De Paris à la Dordogne

Née à Paris au printemps 1916, elle est arrivée dans ce coin isolé de la Double, entre Libourne et Périgueux, à l’âge de 4 ans. Ses parents achètent alors une ferme à Saint-Aulaye (Dordogne), où elle grandit. Sa maman fait la classe à Geneviève et ses quatre frères et sœurs. La demoiselle lit beaucoup et valide, par correspondance, un brevet supérieur agricole et ménager.

Elle travaille sur l’exploitation familiale quand, en juin 1940, la France occupée par l’Allemagne est coupée en deux. La ligne de démarcation se situe non loin de leur ferme de Cassarat. Naturellement, avec son père Paul Morise et sa sœur Agnès, Geneviève aide de très nombreuses « hirondelles » à passer en zone libre.

« Notre famille et d’autres alentour les accueillaient pour une nuit ou deux, se souvient-elle. Nous lavions leur linge, leur donnions à manger. Il y avait beaucoup d’hommes. Puis, nous les emmenions de l’autre côté, quand les douaniers déjeunaient. » Son père, qui possédait des ruches sur différentes propriétés, disposait d’un laissez-passer. Les Morise ont permis à plus de 200 citoyens de fuir, avant que Geneviève ne soit dénoncée et arrêtée.

Elle témoigne de sa vie et de son terroir

Dans son dernier livre (lire encadré), l’écrivaine raconte l’histoire familiale sous l’Occupation. L’écriture s’est imposée à elle à l’âge de la retraite, il y a quarante ans… « Ses romans sont inspirés de sa vie et des histoires que ses voisins lui racontaient quand ils se retrouvaient pour gaver les oies, et le dénoisage », explique sa fille Marie-Pierre. Son premier ouvrage Les cinq filles du Grand-Barrail s’est vendu à 15 000 exemplaires.

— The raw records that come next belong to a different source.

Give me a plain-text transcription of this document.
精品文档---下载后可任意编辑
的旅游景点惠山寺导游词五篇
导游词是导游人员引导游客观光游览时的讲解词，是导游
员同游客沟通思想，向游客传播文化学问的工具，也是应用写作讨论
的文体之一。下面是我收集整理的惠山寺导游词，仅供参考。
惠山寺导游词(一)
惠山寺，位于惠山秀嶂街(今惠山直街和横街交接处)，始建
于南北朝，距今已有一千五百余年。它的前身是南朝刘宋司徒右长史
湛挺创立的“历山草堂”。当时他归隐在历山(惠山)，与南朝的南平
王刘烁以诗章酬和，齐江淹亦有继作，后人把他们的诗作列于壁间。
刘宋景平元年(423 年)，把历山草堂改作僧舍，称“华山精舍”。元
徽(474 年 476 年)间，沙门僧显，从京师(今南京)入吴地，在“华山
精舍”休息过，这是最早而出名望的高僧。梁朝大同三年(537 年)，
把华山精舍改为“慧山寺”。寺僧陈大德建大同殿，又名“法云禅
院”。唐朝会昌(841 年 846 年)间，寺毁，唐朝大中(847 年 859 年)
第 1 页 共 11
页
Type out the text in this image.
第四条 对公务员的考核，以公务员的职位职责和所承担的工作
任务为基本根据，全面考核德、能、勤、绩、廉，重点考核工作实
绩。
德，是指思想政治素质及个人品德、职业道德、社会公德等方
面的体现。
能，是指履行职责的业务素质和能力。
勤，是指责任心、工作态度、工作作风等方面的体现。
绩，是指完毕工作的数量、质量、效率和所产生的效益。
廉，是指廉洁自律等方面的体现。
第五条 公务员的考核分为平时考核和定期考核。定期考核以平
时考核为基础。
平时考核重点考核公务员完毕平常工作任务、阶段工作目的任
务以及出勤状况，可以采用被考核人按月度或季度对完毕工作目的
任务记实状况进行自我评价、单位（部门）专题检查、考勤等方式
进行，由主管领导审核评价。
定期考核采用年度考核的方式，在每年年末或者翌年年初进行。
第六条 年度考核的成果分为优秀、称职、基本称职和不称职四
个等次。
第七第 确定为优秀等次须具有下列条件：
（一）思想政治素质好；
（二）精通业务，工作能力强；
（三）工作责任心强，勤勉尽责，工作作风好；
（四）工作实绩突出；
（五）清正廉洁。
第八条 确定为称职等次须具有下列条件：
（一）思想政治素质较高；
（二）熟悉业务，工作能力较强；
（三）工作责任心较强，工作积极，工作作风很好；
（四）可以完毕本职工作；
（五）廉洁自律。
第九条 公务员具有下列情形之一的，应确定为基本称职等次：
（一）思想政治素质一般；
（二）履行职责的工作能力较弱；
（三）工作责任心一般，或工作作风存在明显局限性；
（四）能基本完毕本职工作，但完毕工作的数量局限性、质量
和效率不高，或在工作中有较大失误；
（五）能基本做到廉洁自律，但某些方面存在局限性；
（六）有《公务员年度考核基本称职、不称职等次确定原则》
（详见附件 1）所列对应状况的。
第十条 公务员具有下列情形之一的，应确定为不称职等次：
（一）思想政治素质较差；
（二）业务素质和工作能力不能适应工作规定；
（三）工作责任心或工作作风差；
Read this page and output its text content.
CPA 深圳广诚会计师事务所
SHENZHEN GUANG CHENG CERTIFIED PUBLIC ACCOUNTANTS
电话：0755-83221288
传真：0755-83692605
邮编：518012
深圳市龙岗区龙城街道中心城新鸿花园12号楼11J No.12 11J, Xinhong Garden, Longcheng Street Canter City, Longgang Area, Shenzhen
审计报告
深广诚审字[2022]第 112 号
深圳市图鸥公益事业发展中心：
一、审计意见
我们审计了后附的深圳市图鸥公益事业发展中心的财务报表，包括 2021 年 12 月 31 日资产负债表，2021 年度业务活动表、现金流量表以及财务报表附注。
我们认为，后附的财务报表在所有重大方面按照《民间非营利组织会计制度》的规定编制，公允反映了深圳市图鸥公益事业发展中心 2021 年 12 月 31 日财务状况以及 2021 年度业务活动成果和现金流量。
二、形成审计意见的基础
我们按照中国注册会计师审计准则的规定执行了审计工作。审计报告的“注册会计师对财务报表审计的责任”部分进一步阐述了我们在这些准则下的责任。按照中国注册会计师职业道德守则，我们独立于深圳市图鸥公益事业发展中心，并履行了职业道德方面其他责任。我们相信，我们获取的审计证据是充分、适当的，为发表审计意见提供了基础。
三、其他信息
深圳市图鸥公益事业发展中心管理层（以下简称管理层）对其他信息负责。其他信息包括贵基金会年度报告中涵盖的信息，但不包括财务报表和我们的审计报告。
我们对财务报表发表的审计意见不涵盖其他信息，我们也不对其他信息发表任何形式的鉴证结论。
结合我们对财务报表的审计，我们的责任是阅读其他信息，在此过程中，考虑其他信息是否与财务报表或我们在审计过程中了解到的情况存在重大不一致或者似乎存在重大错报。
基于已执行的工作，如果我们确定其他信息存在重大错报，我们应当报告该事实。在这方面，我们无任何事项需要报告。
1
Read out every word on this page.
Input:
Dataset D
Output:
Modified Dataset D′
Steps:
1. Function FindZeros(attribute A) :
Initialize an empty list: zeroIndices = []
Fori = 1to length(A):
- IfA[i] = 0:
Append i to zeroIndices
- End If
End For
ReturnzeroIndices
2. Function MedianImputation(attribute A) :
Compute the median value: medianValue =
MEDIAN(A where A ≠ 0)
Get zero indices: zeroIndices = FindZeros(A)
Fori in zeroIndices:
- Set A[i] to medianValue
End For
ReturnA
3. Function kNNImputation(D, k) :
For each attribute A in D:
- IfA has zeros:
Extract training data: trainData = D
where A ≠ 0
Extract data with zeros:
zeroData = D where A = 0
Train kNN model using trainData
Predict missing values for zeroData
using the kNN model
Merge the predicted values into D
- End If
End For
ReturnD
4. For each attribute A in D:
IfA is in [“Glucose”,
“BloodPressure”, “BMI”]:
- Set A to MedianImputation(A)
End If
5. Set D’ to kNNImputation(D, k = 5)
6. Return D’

Personnalité essentielle de la communauté des écrivains-paysans, Geneviève se rendait chaque année au Salon de l’agriculture. Sur le stand de l’association, elle interpellait les visiteurs avec un tel bagou, que trois sur quatre achetaient ses livres, qui sont des témoignages de l’évolution de la vie rurale. Pour ce travail, son courage et ses valeurs morales, la dame de Saint-Aulaye a été décorée de la Légion d’honneur le 24 août dernier.